Abstract

Molecular water pumps (MWPs) are characterized as biochemical systems existing at a compartmental boundary of living cells that can actively pump water against its gradient. A role for the observed intercompartmental transport of N-acetyl- l-aspartate (NAA), between neurons and oligodendrocytes in the CNS, as an efflux MWP for the removal of neuronal metabolic water has been proposed.
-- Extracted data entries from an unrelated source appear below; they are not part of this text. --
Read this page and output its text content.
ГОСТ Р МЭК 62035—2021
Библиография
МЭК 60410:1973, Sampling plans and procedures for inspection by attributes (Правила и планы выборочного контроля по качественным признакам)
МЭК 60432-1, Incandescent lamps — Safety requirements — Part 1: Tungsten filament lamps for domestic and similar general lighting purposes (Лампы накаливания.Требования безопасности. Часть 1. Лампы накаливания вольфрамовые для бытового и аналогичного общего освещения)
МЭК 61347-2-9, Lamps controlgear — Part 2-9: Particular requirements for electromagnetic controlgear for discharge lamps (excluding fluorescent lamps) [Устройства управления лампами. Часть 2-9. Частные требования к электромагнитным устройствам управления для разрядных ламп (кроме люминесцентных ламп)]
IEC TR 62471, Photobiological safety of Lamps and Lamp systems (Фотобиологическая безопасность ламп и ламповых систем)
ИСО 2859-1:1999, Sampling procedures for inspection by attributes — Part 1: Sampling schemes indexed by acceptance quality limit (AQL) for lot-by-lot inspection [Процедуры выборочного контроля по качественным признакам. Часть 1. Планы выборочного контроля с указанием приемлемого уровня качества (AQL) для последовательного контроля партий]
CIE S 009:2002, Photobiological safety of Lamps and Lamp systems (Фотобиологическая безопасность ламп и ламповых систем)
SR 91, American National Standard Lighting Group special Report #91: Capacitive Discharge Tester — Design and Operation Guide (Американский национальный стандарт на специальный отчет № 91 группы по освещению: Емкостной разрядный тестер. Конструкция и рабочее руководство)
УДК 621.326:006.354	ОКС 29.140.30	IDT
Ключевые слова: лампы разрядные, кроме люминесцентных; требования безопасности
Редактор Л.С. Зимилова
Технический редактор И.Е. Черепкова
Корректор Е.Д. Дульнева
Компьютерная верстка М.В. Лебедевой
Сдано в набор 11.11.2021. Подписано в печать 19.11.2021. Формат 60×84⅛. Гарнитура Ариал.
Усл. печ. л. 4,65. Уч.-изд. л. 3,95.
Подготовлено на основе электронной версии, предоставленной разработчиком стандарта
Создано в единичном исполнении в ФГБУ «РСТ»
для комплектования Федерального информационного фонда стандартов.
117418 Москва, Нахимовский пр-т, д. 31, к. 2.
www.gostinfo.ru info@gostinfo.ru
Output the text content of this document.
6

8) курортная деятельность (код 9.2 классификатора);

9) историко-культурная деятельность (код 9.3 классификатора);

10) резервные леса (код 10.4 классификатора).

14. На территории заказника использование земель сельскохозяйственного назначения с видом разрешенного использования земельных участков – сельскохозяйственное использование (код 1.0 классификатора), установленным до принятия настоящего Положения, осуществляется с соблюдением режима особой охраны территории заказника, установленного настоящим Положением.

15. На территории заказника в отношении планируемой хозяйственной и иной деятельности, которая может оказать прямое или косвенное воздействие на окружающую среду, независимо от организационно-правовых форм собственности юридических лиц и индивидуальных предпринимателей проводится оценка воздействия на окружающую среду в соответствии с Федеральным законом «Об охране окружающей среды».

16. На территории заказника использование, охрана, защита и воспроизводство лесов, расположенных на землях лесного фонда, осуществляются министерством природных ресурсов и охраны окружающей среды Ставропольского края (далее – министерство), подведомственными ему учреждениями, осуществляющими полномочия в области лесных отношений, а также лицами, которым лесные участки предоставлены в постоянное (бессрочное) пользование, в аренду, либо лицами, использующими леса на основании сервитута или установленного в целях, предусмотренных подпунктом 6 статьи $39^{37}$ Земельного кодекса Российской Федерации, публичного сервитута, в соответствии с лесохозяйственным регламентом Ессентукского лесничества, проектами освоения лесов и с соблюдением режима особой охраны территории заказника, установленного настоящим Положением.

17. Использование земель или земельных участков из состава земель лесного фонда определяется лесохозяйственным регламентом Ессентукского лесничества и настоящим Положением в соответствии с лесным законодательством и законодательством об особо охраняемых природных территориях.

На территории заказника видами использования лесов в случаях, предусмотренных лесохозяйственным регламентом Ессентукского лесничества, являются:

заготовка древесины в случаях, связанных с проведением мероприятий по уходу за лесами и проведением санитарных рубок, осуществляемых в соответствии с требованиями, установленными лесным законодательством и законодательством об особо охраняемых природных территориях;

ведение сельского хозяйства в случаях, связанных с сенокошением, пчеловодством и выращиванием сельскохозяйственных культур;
In this review, accumulating evidence in support of such a role for NAA is presented, and the dynamics of the NAA cycle in myelinated neurons are considered. Based on the results of recent investigations, it is calculated that 1 mol of NAA is synthesized for every 40 mol of glucose (Glc) equivalent oxidized in the brain, and each mol of NAA may transport 121 mol of metabolic water out of neurons. In addition, turnover of total brain NAA is very rapid and appears to be only 16.7 h. Thus, the most important characteristic of NAA in the brain may not be its static level, but a dynamic aspect related to its rapid turnover. The relationship of NAA as a potential MWP to Canavan disease (CD), a genetic spongiform leukodystrophy in which the catabolic portion of the NAA cycle is deficient, and in a newly recognized brain disorder, hypoacetylaspartia, where the anabolic portion of the NAA cycle appears to be deficient, are discussed.